Through WAN Governance, a service provider can help an enterprise customer align network requirements with business needs, ensure network rightsizing, and keep the network aligned for optimal applications performance with C-level WAN Governance dashboards. It is the type of managed service that enables enterprise IT departments to show greater business value to senior management, stretch IT budgets, and increase their loyalty and interest in other services from the provider.
Autonomic Networking coupled to a truly integrated multi-tenant platform reduces time to market with application-centric VPN services, and will offer huge advantages for any service provider still planning, evaluating or trying to implement their own "SPIT Manifesto." For example, global and domestic telcos such as Belgacom, BT, C&W, OBS, Reliance, Swisscom, Tata, Telecom Italia and many more already offer their own flavor of "application-centric" VPN managed services embracing WAN Governance, using the integrated SALSA multi-tenant management platform powered by Autonomic Networking.

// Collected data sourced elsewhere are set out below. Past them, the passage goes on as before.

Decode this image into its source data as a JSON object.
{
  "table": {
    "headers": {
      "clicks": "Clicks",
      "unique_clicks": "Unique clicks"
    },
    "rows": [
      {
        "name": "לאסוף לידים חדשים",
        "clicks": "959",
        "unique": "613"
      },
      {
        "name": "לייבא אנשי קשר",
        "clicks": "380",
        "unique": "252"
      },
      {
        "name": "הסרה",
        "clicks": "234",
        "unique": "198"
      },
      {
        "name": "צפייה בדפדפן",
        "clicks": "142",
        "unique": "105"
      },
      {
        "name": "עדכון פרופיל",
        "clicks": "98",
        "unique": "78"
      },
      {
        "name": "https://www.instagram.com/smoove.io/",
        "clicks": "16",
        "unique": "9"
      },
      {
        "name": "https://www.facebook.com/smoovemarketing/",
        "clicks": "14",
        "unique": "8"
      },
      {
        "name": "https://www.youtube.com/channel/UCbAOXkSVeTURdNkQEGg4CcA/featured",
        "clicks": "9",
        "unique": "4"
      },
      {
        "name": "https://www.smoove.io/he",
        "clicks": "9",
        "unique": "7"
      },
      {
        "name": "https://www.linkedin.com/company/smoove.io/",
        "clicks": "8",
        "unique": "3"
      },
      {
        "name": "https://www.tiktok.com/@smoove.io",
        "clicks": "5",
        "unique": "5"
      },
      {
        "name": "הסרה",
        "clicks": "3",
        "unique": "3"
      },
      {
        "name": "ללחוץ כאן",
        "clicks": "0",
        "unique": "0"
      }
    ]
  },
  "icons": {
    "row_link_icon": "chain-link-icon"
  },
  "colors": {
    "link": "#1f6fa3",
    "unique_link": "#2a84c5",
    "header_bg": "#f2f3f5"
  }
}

Says LeMaistre, "Whether selling to consumers, enterprises, governments, other service providers, content owners, or applications developers, the SPIT systems underpinning a service provider's business strategy has never been more critical. The decisions that service providers make about their SPIT strategies could unleash unprecedented value for service providers, but, if handled poorly, it could put them years behind their competitors."